NASDA believes the process of development of minimum health standards by USDA should be with the direct involvement of the major aquaculture organizations, insuring coverage of all species groups and uses for the interstate and international movement of aquatic animals and plants. This is critical to the continued viability and growth of the aquaculture industry, domestically and abroad. The recognition of these standards will facilitate the movement of aquaculture products in commerce and protect the industry from losses due to disease outbreaks and adverse public opinion. Further, there is need for the development of rapid, non-lethal sampling and testing techniques for the diagnosis of aquatic diseases as well as state and national surveillance systems to identify disease early in its course. Regulatory constraints utilizing new identification methods and testing protocols should have nationally accepted validation and interpretation prior to adoption.

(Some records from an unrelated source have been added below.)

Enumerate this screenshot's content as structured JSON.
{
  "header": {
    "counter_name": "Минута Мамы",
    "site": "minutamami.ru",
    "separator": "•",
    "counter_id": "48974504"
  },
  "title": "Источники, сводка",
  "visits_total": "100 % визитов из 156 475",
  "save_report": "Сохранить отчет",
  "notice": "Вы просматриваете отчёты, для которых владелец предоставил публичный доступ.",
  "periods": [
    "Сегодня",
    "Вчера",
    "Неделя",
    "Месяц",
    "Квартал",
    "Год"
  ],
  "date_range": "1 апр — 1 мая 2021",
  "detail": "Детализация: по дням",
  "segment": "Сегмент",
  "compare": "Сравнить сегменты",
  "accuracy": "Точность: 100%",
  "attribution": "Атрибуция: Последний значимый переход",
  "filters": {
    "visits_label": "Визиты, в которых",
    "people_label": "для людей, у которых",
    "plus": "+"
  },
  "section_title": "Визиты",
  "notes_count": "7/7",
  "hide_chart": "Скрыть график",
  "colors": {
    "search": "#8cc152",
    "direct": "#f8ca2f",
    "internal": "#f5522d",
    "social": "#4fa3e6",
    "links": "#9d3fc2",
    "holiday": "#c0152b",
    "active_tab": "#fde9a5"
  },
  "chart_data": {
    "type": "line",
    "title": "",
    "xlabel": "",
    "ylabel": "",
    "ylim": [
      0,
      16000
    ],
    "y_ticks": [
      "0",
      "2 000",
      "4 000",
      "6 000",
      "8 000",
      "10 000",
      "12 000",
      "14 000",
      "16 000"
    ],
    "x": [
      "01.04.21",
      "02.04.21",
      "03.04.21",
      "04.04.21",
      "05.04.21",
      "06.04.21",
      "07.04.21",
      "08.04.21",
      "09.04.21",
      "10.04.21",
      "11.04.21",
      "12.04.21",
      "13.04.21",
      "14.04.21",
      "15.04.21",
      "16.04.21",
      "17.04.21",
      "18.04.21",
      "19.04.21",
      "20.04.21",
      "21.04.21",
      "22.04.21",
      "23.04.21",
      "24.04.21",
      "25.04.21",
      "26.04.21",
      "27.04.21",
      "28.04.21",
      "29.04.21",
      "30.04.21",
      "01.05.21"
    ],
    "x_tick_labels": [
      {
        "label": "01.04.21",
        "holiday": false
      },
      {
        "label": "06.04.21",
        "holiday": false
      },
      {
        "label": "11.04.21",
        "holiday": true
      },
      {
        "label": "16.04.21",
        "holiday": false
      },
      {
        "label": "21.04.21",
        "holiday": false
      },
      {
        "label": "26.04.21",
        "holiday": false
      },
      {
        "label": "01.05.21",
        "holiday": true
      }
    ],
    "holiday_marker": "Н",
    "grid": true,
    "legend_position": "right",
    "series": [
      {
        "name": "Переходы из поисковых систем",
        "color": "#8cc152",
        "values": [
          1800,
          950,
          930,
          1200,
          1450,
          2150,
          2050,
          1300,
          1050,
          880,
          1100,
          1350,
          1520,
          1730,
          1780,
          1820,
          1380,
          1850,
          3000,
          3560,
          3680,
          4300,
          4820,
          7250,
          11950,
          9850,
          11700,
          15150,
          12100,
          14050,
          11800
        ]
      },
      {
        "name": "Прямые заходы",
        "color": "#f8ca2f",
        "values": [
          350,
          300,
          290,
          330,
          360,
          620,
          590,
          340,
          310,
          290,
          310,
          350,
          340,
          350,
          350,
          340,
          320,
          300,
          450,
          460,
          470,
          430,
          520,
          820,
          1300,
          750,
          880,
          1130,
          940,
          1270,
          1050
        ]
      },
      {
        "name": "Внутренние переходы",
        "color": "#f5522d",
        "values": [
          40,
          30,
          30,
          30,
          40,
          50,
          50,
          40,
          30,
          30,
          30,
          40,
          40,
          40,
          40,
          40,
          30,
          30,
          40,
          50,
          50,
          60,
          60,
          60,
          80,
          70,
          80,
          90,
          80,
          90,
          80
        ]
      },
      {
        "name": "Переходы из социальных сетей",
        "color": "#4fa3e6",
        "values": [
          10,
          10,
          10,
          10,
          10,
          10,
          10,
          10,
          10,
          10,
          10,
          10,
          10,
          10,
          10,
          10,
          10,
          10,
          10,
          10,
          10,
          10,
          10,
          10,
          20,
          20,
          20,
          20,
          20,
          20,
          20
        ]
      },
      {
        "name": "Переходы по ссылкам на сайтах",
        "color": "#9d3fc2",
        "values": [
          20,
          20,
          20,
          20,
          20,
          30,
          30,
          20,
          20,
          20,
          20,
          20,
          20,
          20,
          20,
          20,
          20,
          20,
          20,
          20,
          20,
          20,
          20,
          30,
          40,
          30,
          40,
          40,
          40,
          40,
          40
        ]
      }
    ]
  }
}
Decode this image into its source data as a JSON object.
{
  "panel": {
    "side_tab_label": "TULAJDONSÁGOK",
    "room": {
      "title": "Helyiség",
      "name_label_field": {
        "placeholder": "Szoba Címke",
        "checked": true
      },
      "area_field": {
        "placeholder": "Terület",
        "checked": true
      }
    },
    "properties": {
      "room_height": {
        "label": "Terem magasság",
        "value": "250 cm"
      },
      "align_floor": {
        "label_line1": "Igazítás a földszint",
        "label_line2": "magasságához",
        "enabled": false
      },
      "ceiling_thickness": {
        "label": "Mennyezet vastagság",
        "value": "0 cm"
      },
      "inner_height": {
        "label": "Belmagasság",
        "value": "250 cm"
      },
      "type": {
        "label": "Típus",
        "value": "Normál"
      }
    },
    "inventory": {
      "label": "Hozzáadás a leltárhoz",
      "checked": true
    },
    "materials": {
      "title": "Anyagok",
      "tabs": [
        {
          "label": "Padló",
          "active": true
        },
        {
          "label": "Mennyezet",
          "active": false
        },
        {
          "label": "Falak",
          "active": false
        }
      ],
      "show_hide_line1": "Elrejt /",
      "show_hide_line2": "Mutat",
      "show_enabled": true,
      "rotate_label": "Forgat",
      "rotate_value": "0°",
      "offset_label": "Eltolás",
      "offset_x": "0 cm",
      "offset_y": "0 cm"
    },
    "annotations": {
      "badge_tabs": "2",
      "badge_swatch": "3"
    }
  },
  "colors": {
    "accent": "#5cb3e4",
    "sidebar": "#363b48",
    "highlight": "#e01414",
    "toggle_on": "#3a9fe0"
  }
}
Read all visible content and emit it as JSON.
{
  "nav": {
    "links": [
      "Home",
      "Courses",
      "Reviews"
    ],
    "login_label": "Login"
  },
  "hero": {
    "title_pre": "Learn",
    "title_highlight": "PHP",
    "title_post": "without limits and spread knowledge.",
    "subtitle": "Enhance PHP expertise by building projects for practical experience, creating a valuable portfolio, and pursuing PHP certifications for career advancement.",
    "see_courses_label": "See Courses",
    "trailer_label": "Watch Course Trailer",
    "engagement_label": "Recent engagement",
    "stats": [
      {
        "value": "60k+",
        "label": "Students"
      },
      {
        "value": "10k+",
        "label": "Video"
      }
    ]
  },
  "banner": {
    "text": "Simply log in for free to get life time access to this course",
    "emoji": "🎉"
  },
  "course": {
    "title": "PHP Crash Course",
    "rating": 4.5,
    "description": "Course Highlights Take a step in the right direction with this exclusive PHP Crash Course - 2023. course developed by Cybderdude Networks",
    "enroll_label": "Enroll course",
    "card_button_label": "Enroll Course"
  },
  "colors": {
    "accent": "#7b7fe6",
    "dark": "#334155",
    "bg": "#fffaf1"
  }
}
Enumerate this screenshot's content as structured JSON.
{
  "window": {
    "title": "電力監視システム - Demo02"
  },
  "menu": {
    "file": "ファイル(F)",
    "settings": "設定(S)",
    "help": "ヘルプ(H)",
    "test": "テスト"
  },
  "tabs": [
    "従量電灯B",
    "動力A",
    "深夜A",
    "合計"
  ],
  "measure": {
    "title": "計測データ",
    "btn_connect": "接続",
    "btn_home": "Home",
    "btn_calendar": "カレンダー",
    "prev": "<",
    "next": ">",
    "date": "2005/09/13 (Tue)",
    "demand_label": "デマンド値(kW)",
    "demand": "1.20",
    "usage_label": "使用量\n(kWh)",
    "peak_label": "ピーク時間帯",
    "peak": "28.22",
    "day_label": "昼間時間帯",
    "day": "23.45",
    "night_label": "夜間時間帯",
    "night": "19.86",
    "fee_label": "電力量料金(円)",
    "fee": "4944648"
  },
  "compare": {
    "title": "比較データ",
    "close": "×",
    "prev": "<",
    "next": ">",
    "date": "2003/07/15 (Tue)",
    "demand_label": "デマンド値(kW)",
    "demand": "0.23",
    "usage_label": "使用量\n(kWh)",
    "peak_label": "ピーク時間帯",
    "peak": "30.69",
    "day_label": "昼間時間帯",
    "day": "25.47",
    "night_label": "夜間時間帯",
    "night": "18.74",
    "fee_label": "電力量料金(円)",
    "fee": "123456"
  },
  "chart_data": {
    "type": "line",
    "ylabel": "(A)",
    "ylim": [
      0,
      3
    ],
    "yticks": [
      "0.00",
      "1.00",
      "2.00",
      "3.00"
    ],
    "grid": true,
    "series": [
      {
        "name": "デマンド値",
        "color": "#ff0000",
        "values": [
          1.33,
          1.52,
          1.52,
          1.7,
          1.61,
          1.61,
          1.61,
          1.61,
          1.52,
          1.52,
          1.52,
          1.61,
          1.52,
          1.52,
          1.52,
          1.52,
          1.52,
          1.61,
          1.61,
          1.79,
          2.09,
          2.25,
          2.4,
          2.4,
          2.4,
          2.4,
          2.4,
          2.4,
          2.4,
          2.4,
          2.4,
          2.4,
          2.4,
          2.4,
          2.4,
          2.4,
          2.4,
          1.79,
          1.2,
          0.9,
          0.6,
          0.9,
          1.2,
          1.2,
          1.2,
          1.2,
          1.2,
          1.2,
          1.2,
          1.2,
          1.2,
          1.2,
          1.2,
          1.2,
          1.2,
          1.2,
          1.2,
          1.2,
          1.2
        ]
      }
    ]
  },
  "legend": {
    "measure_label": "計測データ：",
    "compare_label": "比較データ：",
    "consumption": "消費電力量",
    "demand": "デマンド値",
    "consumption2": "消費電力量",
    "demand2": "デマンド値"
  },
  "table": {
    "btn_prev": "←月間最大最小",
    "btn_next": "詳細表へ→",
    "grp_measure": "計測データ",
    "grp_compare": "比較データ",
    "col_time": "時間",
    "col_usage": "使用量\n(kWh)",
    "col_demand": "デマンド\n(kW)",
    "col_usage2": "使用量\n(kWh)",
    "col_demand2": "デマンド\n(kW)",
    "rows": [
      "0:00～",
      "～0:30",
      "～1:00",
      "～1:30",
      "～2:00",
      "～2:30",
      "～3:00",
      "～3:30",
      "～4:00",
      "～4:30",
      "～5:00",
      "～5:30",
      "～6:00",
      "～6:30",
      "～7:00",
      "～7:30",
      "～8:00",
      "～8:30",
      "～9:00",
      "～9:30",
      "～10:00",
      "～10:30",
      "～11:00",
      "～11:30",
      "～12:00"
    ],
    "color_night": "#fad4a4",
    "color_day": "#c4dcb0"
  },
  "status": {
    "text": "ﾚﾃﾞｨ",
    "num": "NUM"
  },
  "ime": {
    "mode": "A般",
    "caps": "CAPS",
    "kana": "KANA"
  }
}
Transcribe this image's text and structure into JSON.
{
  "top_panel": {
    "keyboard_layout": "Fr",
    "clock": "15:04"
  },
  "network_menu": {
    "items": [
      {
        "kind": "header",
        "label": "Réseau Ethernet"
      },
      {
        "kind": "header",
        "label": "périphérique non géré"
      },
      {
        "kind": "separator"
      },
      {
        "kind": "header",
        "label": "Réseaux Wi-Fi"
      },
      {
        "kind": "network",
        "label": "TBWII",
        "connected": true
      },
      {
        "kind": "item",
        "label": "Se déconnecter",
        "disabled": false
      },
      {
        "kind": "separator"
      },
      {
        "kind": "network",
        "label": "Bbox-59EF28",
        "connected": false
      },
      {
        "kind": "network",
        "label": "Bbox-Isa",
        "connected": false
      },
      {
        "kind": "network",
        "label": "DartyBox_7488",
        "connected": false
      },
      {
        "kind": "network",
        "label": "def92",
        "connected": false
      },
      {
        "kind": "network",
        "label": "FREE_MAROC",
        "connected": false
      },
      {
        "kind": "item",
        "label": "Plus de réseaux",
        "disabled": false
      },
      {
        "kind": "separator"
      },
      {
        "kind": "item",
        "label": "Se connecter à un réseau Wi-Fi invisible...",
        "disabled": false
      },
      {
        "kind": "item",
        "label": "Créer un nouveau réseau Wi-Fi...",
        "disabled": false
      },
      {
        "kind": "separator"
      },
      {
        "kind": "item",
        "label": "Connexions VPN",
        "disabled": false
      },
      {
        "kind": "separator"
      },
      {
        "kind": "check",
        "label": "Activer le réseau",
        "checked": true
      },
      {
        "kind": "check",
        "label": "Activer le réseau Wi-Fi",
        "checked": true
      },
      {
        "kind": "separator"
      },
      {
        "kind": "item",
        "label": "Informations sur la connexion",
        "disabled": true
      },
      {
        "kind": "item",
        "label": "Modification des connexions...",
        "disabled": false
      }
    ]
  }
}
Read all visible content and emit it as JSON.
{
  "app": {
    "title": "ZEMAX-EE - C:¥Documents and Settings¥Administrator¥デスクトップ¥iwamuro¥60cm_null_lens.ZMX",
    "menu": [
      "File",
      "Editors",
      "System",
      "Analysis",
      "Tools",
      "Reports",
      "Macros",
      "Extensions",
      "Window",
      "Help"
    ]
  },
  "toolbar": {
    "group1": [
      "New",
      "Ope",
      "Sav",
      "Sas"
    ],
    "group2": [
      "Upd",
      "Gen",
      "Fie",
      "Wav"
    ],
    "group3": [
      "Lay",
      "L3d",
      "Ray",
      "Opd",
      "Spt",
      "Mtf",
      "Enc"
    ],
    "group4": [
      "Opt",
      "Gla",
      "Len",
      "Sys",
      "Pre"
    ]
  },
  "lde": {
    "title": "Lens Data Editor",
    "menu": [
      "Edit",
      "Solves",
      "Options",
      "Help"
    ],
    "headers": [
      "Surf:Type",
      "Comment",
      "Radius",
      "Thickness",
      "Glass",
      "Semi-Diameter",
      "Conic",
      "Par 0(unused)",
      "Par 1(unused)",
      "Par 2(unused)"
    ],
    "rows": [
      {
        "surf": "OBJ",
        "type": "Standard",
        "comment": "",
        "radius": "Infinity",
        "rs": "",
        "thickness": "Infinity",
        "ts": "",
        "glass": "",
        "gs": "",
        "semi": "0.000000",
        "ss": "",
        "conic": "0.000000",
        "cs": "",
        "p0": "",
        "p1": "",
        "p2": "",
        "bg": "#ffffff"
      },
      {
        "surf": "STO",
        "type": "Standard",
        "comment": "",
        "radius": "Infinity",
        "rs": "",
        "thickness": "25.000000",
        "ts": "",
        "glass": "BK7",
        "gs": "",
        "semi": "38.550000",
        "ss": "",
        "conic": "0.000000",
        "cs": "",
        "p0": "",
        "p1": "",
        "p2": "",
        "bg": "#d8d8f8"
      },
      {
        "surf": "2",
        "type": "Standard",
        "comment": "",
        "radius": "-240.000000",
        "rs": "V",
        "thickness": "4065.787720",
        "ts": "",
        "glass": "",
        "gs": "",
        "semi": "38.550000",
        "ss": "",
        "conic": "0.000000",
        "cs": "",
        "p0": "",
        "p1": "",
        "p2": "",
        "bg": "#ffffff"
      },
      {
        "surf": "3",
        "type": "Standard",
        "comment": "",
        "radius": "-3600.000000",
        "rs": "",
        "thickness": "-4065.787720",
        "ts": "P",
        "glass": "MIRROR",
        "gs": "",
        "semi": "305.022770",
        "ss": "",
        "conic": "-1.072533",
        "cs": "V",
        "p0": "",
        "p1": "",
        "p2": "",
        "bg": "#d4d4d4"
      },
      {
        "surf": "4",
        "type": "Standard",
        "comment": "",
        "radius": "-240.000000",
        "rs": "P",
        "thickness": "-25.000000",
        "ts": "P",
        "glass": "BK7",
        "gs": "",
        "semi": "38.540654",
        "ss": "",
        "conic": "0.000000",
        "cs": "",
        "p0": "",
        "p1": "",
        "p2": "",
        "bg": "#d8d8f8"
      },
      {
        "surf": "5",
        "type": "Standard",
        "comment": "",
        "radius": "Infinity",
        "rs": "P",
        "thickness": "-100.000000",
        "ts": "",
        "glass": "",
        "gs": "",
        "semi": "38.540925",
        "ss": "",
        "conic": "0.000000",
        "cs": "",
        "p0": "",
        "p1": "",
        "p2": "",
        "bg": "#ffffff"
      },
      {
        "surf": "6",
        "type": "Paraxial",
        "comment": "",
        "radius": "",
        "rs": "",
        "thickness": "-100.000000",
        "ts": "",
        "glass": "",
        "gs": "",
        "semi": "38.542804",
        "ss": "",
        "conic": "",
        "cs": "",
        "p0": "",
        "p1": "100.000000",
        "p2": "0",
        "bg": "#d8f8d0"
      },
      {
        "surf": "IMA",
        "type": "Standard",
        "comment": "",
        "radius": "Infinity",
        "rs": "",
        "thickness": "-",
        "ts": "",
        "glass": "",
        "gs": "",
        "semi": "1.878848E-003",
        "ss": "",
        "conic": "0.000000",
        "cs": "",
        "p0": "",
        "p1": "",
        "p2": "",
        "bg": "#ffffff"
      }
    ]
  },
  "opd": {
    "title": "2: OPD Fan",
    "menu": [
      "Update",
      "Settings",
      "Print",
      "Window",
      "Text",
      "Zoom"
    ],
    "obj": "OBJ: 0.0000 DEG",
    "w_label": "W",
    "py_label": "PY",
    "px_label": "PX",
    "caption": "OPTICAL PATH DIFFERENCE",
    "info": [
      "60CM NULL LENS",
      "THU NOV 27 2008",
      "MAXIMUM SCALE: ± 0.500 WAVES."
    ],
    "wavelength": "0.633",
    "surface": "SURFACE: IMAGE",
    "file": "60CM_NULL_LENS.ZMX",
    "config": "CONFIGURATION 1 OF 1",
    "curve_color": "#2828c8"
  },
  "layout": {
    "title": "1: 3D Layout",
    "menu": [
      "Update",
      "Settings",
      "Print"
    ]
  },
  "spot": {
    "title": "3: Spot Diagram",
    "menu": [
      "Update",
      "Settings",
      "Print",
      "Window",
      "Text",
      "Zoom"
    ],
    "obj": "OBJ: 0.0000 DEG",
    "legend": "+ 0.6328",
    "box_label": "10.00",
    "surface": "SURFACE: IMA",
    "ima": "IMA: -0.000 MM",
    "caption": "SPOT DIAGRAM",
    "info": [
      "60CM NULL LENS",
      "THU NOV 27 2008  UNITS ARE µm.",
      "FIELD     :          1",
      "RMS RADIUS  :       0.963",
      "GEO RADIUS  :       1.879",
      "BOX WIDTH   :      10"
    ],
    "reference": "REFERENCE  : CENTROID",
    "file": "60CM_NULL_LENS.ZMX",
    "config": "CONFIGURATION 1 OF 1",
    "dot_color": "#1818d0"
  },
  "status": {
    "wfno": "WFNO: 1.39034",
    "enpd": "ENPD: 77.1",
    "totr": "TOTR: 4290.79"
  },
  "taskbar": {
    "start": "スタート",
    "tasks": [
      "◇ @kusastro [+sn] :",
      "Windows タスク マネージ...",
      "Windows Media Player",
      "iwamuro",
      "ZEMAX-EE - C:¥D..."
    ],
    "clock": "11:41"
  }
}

The development of the U.S. aquaculture industry is severely constrained by a lack of federally approved chemicals, vaccines, and therapeutic compounds that could contribute to increased production efficiency and offset annual losses of millions of dollars to disease and parasites. The process of certifying shipments of live fish and aquaculture products for export needs to be streamlined in the areas of jurisdiction as well as the use of therapeutants and disease free status. There is opportunity to facilitate the process of clearance and approval of desirable and safe therapeutants through research to provide necessary information, through improved communications among government agencies and the industry, and through increased understanding of the aquaculture industry by regulatory agencies. We encourage the enhancement of the role of the National Research Support Program - 7 (NRSP-7), formerly IR-4 Program, in order to provide further assistance to aquaculture for development of minor use drugs.